Jobs, jobs, jobs

All three metro editorials today are on the employment figures. We start with the NZ Herald:

More worrying, the latest quarterly employment survey suggests the number of people in jobs has declined on a scale unseen since 1989. The drop in employment can be greater than the rise in unemployment because the latter excludes people who are not actively looking for another job.

Then the Dom Post:

Social Development Minister Ruth Dyson may want people to think it's “a very small change, actually” but the biggest fall in employment since the 1980s should not be brushed off by politicians or by Governor Alan Bollard, writes The Dominion Post. …

There is little room for the blithe optimism of Ms Dyson, who told Radio New Zealand after Statistics New Zealand data showed a fall of 29,000 or 1.3 per cent in seasonally adjusted employment during the March quarter, that people should not over-react. Those who have lost jobs or who are finding it harder to get one will be more inclined to accept the view that the figures are, as Westpac economist Brendon O'Donovan said, “an absolute shocker”. …

Dr Cullen has continually preached that he knew how to spend money better than those who earned it, and refused to deliver tax cuts. He argued that if he left more in workers' pockets they would only spend more and fuel . At the same time he indulged his ministers, and allowed a rapid growth in government that contributed to the Reserve Bank keeping interest high. That spending has too often been of low quality, or designed to serve a political purpose rather than deliver a real benefit to taxpayers. The absurdity of maintaining the district health board bureaucracy when the real decisions are still made in the Beehive is just one illustration of that.

The hope must be that as Dr Cullen has drawn up his he has taken a rigorous look at spending to ensure that it is delivering maximum efficiency, and not incidentally to reduce the pressure from government spending on inflation.

And finally The Press:

The statistics appeared to suggest that this was not the case.

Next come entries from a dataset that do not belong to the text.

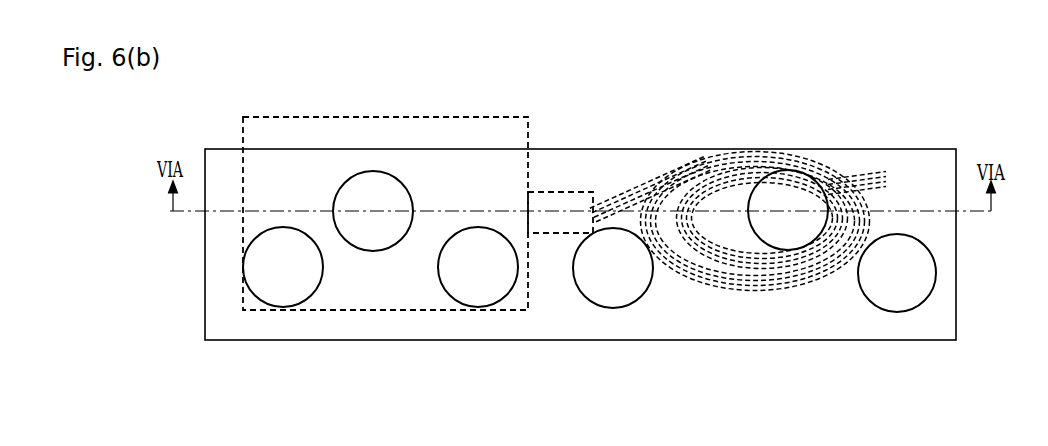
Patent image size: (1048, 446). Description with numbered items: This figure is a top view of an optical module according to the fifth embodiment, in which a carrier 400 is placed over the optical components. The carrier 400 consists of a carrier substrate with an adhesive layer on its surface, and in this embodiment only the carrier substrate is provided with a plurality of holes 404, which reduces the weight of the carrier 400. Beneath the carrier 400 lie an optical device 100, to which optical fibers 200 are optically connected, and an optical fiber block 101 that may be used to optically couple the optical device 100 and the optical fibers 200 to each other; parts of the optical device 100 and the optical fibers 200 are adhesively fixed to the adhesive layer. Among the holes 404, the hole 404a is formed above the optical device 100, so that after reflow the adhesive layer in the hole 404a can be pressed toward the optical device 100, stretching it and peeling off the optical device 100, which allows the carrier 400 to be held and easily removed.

The optical device 100 is at (390, 290).
The optical fiber block 101 is at (558, 224).
The optical fibers 200 is at (738, 285).
The carrier 400 is at (943, 148).
The holes 404 is at (893, 310).
The holes formed above the optical device 404a is at (400, 190).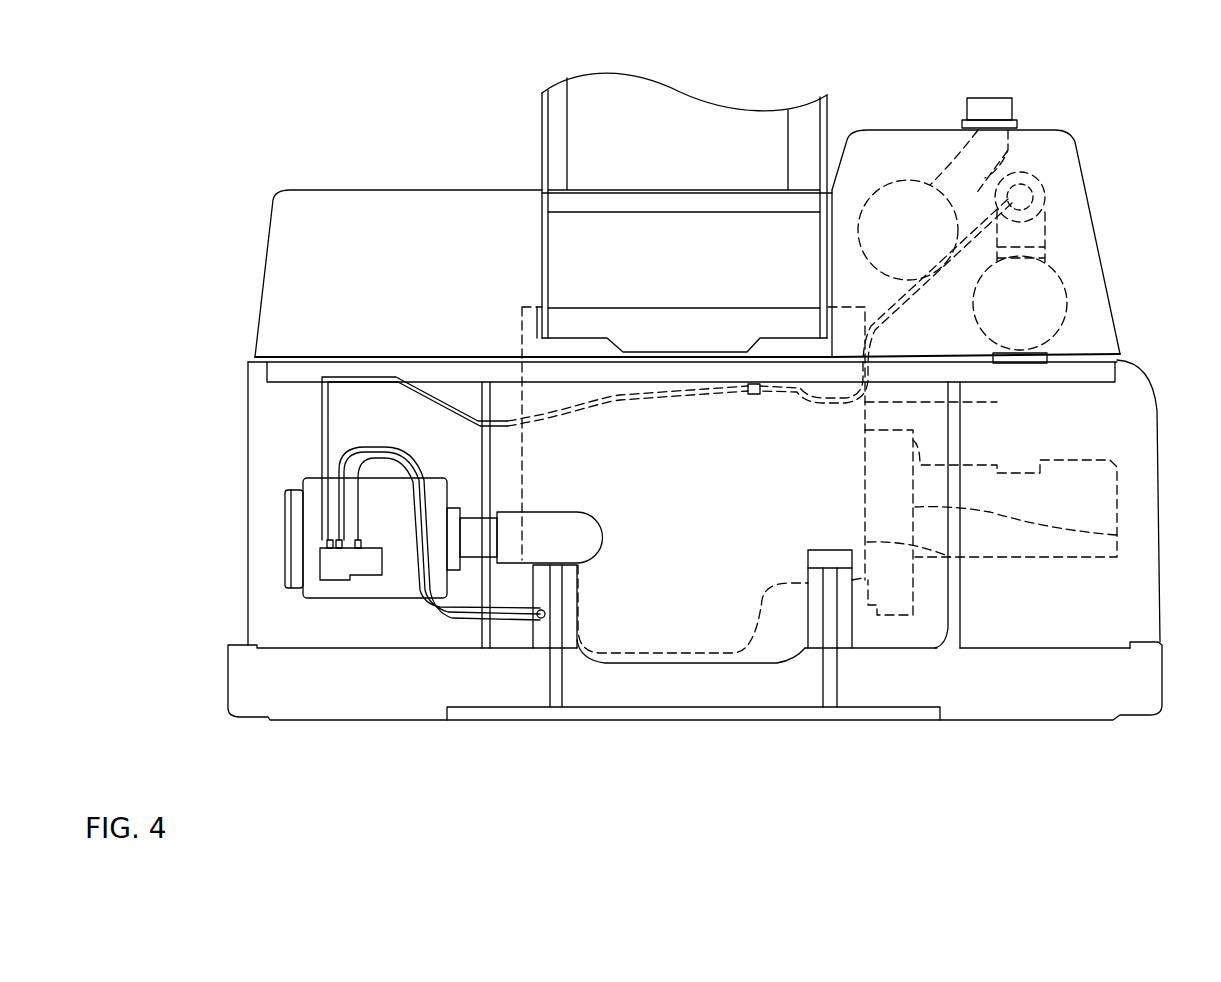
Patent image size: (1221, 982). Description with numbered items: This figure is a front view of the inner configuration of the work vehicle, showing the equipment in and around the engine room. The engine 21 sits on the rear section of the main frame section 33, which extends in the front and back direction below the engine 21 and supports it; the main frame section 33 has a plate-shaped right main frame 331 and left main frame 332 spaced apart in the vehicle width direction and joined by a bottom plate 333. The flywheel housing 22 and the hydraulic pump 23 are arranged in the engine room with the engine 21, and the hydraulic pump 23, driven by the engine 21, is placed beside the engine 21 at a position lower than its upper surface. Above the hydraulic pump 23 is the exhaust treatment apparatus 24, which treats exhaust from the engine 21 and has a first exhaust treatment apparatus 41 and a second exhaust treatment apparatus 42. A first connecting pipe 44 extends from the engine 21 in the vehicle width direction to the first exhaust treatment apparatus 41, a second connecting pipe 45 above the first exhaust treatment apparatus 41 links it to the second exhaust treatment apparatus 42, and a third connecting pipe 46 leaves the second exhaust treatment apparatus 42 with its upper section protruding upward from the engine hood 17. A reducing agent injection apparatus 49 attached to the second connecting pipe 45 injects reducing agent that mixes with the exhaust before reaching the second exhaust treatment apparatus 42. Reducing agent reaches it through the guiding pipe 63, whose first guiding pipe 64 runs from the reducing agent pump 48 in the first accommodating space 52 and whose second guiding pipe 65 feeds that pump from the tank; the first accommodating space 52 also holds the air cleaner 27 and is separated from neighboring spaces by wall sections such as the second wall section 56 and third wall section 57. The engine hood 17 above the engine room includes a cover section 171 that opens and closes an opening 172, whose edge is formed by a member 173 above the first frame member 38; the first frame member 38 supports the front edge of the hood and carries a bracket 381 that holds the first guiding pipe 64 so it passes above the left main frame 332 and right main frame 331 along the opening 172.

The engine hood 17 is at (415, 185).
The cover section 171 is at (657, 105).
The opening 172 is at (732, 280).
The member 173 is at (572, 340).
The first guiding pipe 64 is at (620, 395).
The exhaust treatment apparatus 24 is at (1057, 250).
The third connecting pipe 46 is at (985, 105).
The second connecting pipe 45 is at (1018, 175).
The second exhaust treatment apparatus 42 is at (890, 195).
The reducing agent injection apparatus 49 is at (1030, 180).
The first exhaust treatment apparatus 41 is at (1067, 290).
The guiding pipe 63 is at (922, 298).
The first frame member 38 is at (290, 367).
The first connecting pipe 44 is at (997, 397).
The first accommodating space 52 is at (290, 452).
The air cleaner 27 is at (305, 524).
The reducing agent pump 48 is at (330, 572).
The bracket 381 is at (753, 394).
The second guiding pipe 65 is at (428, 600).
The third wall section 57 is at (503, 587).
The right main frame 331 is at (555, 668).
The second wall section 56 is at (690, 540).
The main frame section 33 is at (663, 727).
The bottom plate 333 is at (788, 715).
The left main frame 332 is at (837, 673).
The engine 21 is at (953, 558).
The hydraulic pump 23 is at (1120, 502).
The flywheel housing 22 is at (1117, 535).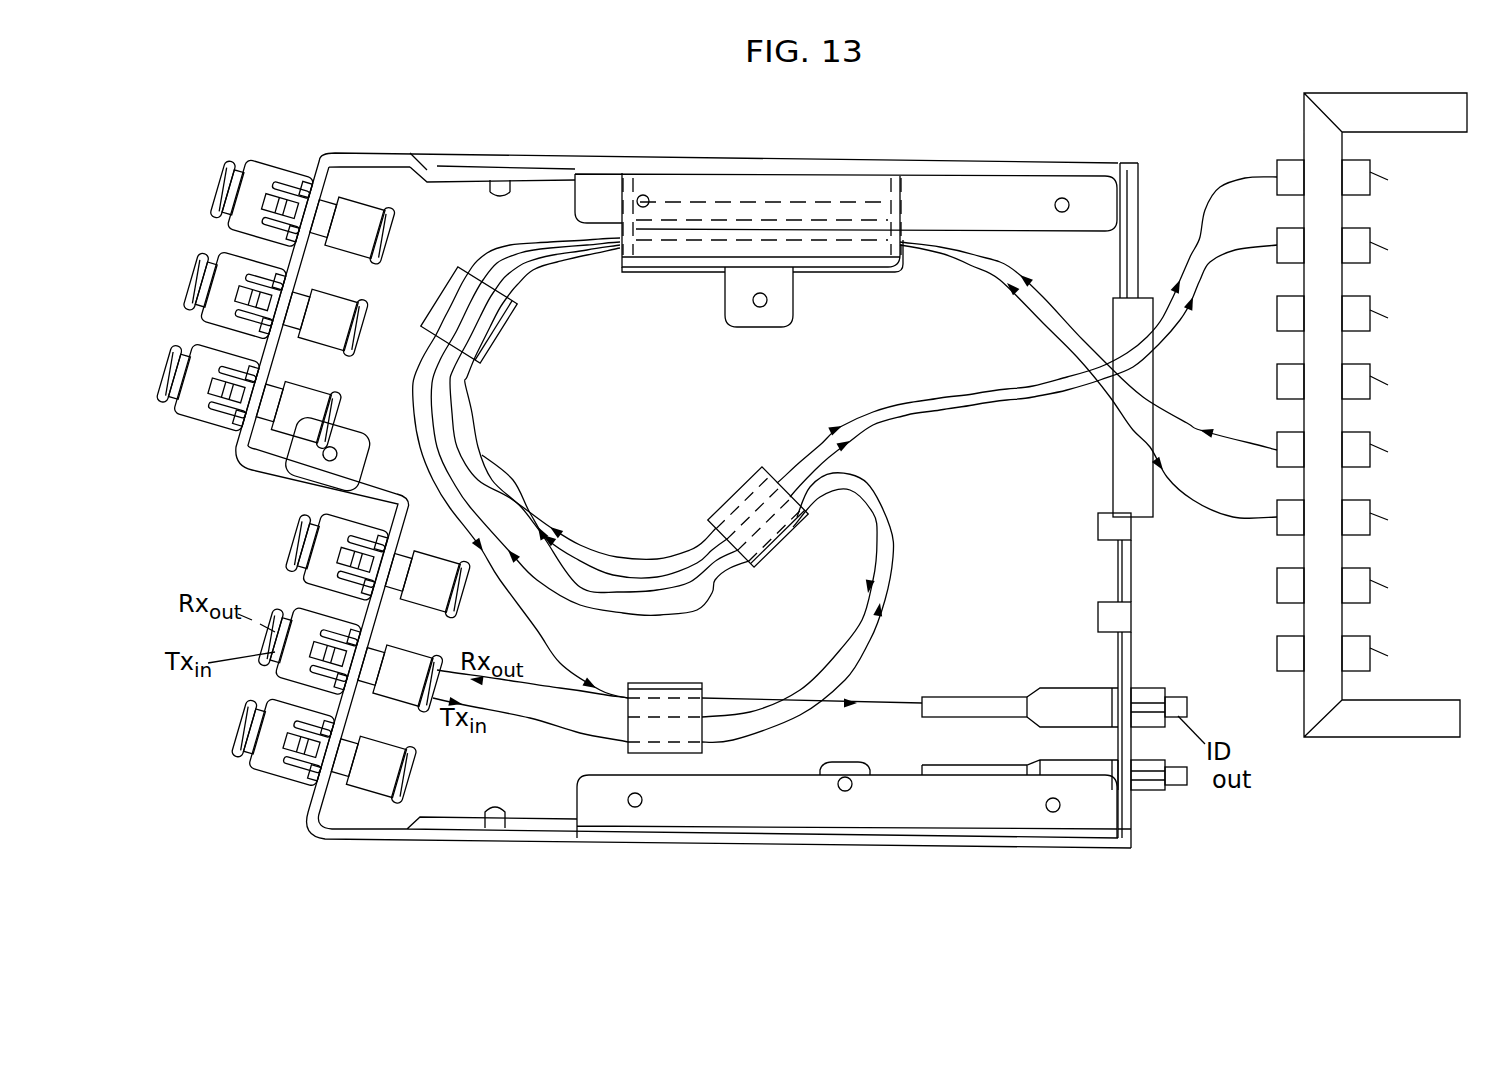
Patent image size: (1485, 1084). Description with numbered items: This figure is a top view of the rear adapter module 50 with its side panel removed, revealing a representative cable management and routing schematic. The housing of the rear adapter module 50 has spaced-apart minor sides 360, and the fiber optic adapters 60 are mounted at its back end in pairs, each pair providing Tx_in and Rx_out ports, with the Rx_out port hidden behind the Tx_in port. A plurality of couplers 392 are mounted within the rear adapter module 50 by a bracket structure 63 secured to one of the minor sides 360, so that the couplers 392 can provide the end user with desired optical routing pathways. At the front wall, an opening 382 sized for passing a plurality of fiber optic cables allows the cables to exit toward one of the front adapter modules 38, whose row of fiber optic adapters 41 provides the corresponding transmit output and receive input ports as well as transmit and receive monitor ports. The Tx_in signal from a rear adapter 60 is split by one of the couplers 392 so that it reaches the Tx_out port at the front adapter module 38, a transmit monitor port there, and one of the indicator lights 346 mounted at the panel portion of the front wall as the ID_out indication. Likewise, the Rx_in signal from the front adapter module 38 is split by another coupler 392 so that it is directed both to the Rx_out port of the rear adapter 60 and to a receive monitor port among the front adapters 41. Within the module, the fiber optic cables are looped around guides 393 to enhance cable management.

The rear adapter module 50 is at (463, 148).
The minor sides 360 is at (690, 154).
The couplers 392 is at (668, 246).
The bracket structure 63 is at (876, 268).
The guides 393 is at (500, 330).
The fiber optic adapters 60 is at (178, 352).
The opening 382 is at (1150, 503).
The indicator lights 346 is at (1173, 692).
The front adapter modules 38 is at (1320, 88).
The fiber optic adapters 41 is at (1283, 160).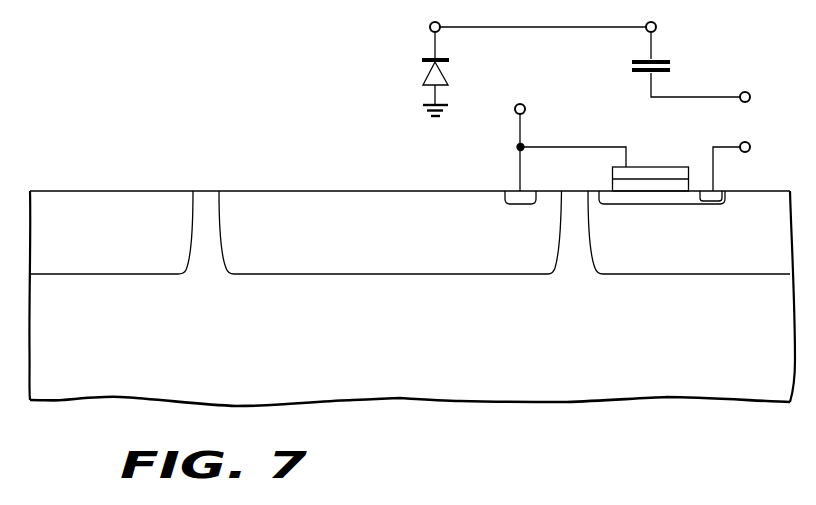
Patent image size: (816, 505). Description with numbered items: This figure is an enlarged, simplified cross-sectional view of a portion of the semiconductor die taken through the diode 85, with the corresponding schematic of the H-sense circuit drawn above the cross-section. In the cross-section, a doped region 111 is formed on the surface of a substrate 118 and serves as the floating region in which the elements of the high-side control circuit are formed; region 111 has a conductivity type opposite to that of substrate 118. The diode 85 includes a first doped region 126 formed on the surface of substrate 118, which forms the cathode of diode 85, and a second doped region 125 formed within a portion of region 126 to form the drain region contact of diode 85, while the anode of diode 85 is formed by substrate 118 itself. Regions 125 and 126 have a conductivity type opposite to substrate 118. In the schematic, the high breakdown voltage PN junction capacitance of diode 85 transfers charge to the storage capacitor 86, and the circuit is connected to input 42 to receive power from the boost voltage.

The input 42 is at (751, 97).
The diode 85 is at (423, 66).
The capacitor 86 is at (665, 53).
The doped region 111 is at (127, 244).
The substrate 118 is at (436, 342).
The second doped region 125 is at (521, 200).
The first doped region 126 is at (411, 243).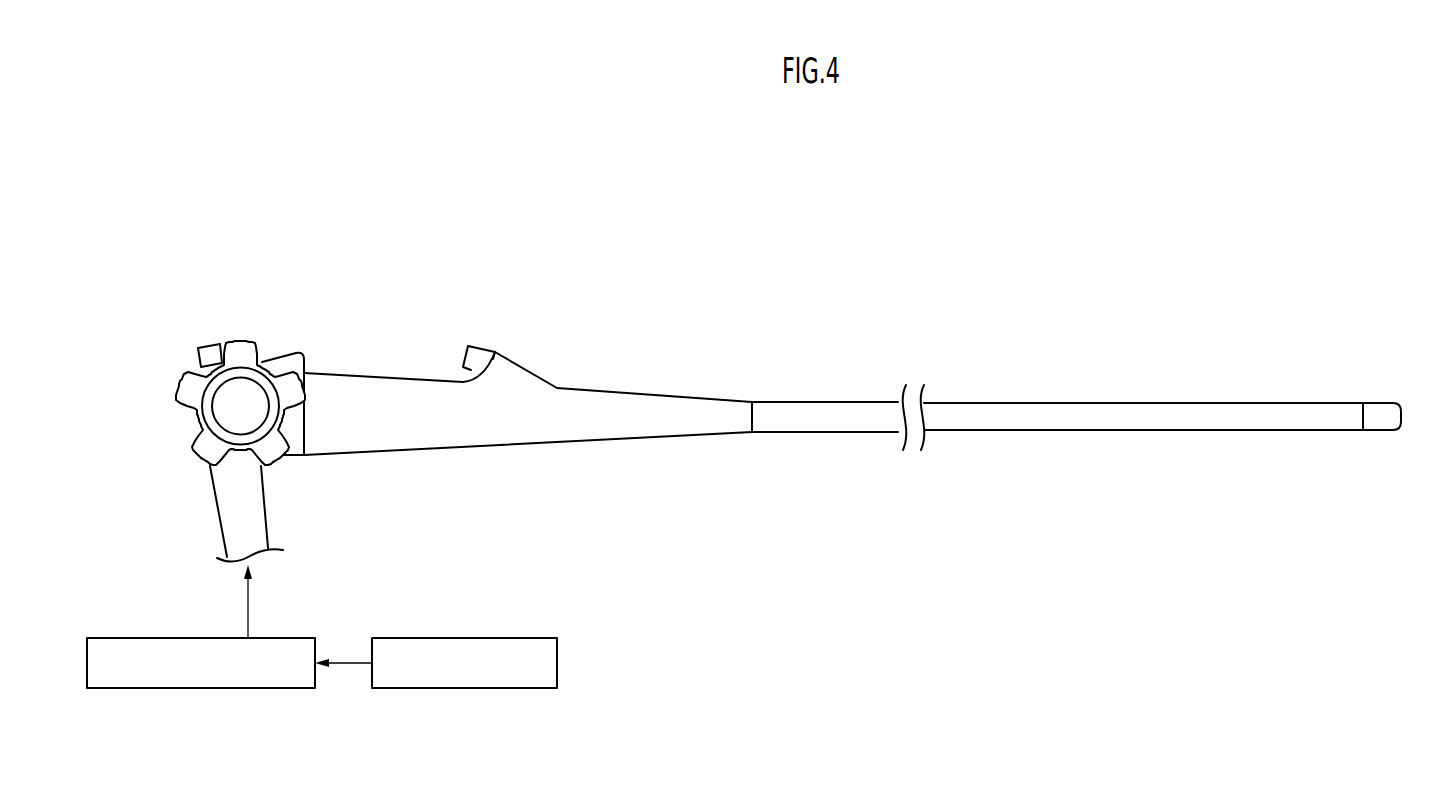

In the first three months of the year, the economy lost 29,000 jobs. More than 24,000 dropped out of the labour force — they were no longer counted as being in work or looking for it — and unemployment went up by 4000, or 5.5 per cent. It was all the more surprising because it came after an uninterrupted spell of rosy employment news and was the largest decline in employment in 19 years. …

Funnily enough, none of the newspapers are agreeing with Ruth Dyson that the loss of 29,000 jobs is not bad news at all actually, or that it is insignificant.